Despite revenue accrued from the oil sector and the seemingly stable infrastructure, many MENA countries continue to suffer from strained power resources. According to Philipp Lotter, senior vice-president at Moody’s Investors Service, power shortages and temporary blackouts have already affected countries with particularly tight supply margins, such as Kuwait and Saudi Arabia, and these are likely to increase, particularly where utilities are unable to fully execute their expansion plans.
Estimates suggest that up to $50 billion could be spent in the Gulf Cooperation Council (GCC) countries by 2015, to add 60GW of capacity although even more will be needed to modernize the region’s transmission and distribution networks. With a power demand growth of around 7%, Saudi Arabia plans to increase its industrialization plan adding an additional 37 GW of generation capacity by 2017.

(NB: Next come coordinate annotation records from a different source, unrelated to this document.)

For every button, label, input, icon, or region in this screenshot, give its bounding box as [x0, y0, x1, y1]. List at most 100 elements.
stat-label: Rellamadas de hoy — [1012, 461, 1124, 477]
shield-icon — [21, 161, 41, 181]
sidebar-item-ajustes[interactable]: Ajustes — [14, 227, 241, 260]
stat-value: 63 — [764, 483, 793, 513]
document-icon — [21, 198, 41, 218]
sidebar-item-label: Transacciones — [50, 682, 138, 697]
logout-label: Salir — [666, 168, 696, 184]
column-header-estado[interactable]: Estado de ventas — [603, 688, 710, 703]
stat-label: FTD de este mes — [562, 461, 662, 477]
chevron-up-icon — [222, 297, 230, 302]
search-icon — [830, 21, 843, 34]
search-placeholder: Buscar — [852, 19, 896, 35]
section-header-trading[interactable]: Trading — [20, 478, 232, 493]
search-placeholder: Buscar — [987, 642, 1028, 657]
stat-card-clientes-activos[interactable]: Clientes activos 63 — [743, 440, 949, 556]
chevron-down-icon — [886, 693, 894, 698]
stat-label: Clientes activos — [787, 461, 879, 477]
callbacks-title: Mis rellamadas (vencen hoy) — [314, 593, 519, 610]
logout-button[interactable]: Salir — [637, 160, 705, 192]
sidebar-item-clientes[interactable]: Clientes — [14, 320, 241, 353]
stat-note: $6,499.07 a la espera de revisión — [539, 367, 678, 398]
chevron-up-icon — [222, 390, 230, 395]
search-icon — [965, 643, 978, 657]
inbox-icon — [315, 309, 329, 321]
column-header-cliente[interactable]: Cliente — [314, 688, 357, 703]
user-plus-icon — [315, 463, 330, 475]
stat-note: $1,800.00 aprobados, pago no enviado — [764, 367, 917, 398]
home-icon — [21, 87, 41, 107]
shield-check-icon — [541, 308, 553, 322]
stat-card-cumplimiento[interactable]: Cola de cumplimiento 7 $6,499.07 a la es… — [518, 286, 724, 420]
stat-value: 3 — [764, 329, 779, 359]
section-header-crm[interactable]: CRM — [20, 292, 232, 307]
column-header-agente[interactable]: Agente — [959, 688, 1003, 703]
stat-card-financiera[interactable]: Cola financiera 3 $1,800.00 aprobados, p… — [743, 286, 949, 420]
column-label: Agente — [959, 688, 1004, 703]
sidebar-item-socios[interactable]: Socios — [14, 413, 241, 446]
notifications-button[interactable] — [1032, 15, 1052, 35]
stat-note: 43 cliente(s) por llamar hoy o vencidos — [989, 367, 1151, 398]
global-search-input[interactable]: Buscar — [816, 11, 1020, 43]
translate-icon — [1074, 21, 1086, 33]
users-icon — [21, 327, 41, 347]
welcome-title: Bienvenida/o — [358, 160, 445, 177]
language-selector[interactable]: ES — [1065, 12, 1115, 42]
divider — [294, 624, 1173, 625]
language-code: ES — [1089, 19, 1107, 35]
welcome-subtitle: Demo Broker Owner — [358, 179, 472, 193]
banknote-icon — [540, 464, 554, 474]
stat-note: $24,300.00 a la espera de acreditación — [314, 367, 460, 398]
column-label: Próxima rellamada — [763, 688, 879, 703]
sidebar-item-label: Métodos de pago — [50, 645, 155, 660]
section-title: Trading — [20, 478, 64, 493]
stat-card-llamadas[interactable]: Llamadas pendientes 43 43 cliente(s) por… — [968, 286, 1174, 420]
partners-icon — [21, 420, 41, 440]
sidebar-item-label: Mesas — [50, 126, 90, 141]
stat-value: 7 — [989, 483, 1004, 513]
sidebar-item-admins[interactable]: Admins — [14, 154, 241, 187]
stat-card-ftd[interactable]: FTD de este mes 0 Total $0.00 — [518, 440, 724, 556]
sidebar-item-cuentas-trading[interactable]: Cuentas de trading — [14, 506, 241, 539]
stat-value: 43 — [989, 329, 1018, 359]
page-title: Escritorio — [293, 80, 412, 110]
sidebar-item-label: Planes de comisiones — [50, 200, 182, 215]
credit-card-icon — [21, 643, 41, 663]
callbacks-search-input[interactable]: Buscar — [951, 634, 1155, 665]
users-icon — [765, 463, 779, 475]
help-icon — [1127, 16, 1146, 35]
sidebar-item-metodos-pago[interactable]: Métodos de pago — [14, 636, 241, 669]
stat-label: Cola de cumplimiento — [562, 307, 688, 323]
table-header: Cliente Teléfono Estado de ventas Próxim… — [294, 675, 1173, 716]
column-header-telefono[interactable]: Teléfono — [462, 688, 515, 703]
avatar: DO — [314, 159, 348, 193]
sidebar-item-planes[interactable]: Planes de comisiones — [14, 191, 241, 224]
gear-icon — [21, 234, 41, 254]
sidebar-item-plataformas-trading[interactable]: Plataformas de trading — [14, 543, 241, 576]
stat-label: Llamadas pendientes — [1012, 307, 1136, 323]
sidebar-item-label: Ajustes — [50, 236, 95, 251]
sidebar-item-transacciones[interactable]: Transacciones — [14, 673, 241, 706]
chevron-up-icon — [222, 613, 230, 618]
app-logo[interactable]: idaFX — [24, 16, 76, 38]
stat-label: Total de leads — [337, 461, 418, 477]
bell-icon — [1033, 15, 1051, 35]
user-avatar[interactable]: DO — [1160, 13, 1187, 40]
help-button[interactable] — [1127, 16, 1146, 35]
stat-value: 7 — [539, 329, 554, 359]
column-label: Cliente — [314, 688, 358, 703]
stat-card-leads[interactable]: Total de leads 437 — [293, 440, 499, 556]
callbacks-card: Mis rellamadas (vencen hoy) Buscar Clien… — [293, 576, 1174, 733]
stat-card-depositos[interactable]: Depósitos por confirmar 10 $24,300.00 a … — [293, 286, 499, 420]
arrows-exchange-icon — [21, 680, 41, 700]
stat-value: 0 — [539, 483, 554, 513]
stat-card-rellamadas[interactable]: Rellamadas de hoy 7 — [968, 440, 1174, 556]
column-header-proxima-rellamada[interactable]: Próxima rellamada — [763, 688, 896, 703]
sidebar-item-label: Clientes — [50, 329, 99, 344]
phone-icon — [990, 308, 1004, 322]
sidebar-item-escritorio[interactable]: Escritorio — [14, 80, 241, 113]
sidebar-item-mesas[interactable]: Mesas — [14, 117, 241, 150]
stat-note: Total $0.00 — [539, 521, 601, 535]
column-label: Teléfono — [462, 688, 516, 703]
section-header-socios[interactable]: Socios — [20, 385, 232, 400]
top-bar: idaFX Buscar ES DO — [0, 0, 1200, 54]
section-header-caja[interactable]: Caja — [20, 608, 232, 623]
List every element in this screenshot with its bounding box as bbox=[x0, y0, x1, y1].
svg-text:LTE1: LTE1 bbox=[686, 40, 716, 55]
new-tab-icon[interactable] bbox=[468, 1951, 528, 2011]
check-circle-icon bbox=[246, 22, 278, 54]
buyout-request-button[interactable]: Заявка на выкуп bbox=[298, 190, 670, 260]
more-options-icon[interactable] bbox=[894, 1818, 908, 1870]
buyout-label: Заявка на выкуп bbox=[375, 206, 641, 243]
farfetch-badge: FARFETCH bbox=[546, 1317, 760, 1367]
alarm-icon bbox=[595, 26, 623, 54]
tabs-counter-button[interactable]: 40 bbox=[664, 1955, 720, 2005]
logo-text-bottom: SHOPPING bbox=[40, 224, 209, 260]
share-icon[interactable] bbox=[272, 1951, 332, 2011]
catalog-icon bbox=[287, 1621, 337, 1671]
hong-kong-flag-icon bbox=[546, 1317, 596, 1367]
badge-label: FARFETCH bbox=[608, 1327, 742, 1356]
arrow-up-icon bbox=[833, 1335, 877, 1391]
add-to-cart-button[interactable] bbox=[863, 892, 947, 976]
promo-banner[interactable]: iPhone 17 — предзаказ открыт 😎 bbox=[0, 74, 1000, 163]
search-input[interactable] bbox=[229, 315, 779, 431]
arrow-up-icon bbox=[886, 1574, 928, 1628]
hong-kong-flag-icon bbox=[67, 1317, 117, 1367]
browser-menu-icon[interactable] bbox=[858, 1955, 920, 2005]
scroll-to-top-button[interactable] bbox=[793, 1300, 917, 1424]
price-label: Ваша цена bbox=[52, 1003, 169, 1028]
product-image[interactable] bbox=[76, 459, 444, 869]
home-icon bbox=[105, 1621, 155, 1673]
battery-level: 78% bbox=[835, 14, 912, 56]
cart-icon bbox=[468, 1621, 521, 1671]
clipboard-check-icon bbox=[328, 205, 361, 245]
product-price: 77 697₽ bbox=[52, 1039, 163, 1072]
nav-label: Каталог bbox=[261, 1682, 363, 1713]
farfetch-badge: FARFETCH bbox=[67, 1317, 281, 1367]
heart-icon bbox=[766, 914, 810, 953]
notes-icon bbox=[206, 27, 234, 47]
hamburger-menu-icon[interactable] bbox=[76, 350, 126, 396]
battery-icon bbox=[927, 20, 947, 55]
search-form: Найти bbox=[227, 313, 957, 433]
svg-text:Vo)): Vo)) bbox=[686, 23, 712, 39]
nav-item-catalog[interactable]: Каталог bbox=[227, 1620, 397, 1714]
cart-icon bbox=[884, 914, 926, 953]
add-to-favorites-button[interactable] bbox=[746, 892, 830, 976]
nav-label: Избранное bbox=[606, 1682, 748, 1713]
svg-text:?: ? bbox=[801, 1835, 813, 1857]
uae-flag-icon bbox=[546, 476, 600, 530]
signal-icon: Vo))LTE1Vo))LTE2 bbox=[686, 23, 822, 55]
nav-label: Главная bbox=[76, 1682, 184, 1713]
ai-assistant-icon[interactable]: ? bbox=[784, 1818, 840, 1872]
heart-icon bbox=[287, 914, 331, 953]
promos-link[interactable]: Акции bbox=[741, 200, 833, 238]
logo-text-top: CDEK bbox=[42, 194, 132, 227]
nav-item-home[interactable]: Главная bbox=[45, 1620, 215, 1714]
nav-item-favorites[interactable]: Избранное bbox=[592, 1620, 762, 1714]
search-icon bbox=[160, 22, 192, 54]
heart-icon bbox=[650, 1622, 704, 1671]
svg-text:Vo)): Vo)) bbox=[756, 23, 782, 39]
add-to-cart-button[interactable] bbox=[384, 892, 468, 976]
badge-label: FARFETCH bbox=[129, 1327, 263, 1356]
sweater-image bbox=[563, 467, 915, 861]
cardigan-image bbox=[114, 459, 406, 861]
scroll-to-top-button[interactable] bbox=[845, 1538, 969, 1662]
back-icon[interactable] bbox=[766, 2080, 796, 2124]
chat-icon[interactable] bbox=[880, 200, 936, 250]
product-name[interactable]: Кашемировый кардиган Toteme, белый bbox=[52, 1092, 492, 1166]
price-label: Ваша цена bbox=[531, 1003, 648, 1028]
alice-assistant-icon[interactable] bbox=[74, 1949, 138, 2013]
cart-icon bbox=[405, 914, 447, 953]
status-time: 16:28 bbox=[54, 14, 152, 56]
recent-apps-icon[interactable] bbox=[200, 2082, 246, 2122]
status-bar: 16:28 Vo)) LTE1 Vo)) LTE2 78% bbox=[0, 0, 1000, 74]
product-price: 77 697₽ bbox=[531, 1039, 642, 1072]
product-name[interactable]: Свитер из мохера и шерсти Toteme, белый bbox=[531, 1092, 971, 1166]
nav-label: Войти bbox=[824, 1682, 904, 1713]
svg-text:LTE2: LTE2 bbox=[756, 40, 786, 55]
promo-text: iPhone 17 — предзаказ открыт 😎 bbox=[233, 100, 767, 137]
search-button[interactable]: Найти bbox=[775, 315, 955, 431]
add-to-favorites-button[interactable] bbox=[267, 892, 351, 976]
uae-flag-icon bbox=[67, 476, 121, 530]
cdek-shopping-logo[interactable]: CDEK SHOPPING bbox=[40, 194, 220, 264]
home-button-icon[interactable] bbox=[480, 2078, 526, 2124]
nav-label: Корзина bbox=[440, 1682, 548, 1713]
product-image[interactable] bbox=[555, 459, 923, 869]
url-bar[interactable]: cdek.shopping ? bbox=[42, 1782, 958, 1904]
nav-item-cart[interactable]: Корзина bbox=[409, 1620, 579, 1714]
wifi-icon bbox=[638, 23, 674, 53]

Iran is planning to add nearly 30GW of electricity generation capacity with the building of new plants and the overhaul of existing ones and the UAE is planning to expand its 9.5GW of installed capacity by more than 50% over the next decade.
Studies are being conducted to connect Egypt, Libya, Tunisia, Algeria, and Morocco that would upgrade their networks from 220kV to 500kV systems. Jordan, Egypt, and Syria are linked via co-operation arrangements, Jordan buys up to 150MW of electricity a day from Egypt to satisfy peak load demand.
Until now, MENA states have tended to go for large combined-cycle gas-powered electric plants, due to high thermal efficiency, the low cost and the availability of cheap gas feedstock. But the new requirements will call for a wider array of energy forms. Thus nuclear energy is becoming more of a possibility.
Most importantly, renewable energy is making headway across the region as there is an abundance of solar with major solar energy project, Masdar City in Abu Dhabi, underway. Solar projects are also under way in Egypt, Algeri,a and Morocco and are being encouraged in the countries bordering the Mediterranean through the Mediterranean Solar Plan, which is being developed in the framework of the Union for the Mediterranean.